Anträge Kreistagsfraktion
Aktionsplan „Inklusives Gemeinwesen“

Die Beauftragung der Verwaltung mögen der Kreisausschuss am 27.09. sowie der Kreistag im Kreis Unna auf seiner Sitzung am 28.09.2010 beschließen:
1. Die Verwaltung wird beauftragt, unter Einbeziehung aller relevanten Dezernate und Ämter einen Aktionsplan „Inklusives Gemeinwesen“ für die Realisierung von Inklusion im Kreis Unna unter Berücksichtigung der UN-Konvention über die Rechte von Menschen mit Behinderungen (Menschen mit besonderen Bedürfnissen und Unterstützungsbedarf) zu erstellen.
2. Der Aktionsplan soll sowohl den Status Quo des Kreises Unna auf dem Weg zu einem inklusiven Gemeinwesen aufzeigen als auch konkrete, nachprüfbare Ziele und Vorschläge zu geeigneten Maßnahmen der Verwaltung für die Realisierung eines inklusiven Gemeinwesens beinhalten. In den Handlungsempfehlungen ist insbesondere darzulegen, durch welche strukturellen und sonstigen Maßnahmen sichergestellt werden kann, dass zukünftig die Zielsetzung der UN-Behindertenrechtskonvention grundsätzlich bei den Planungen aller Fachbereiche angemessen berücksichtigt werden.
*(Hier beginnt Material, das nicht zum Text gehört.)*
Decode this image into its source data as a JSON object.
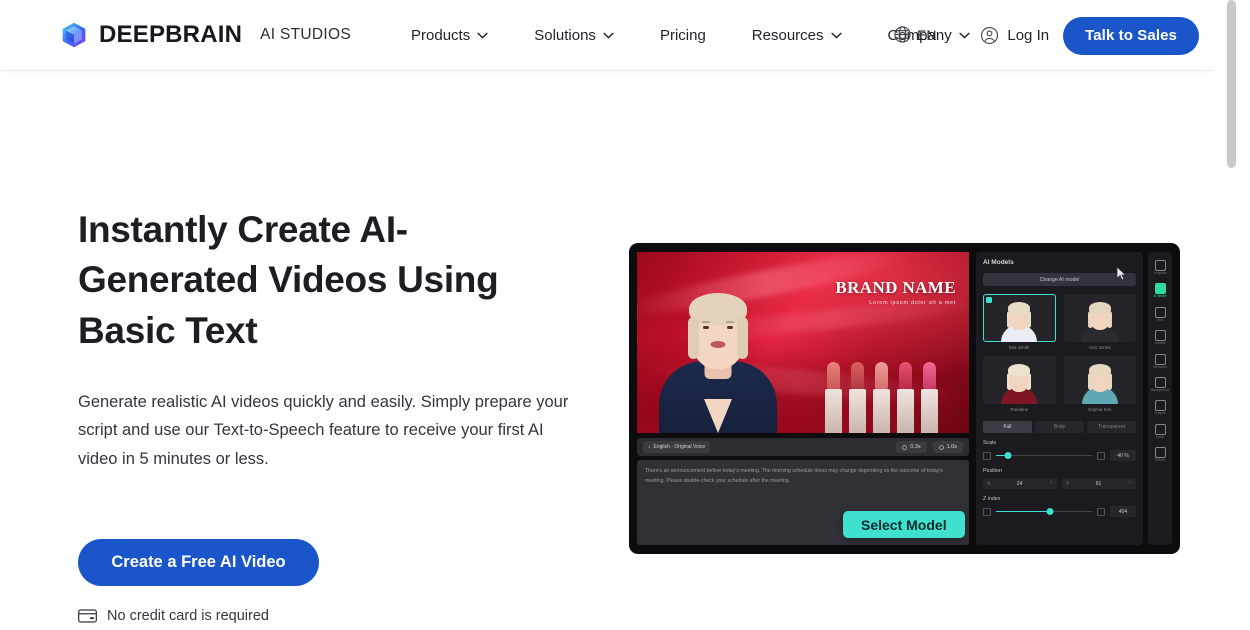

3. In dem Aktionsplan des Kreises Unna sind fachbereichsübergreifend alle kommunalen Arbeitsfelder zu berücksichtigen, in denen sich ein Handlungsbedarf ergibt. Dem Ziel der Inklusion entsprechend wird der Aktionsplan orientiert an grundlegenden Lebensbereichen politikfeldübergreifend gestaltet. Zu berücksichtigen sind unter anderem folgende Handlungsfelder:
•Gesundheitsförderung
•Kinder- und Jugendhilfe,
•Erziehung, Bildung und Schule
•Ausbildung, Arbeits- und Berufsleben
•Wohnen
•Stadtentwicklung
•Verkehr und individuelle Mobilität
•Soziale Unterstützung und Dienstleistungen(Gesundheit und Pflege)
•Kultur, Freizeit, Sport
•Politische Teilhabe und Mitwirkung
•Barrierefreie Kommunikation, Information und Service
4. Darüber hinaus erfordert ein inklusives Gemeinwesen auch eine entsprechende Sensibilisierung der kommunalen Mitarbeiterinnen und Mitarbeiter wie auch der Bevölkerung, um eine „inklusive Gesellschaft im Kreis Unna“ nicht nur den Grundstrukturen nach, sondern auch im alltäglichen Leben umsetzen zu können. Hierzu wird die Verwaltung beauftragt, durch entsprechende betriebliche Fortbildungen und über kontinuierliche Öffentlichkeitsarbeit zum Thema Inklusion zu informieren.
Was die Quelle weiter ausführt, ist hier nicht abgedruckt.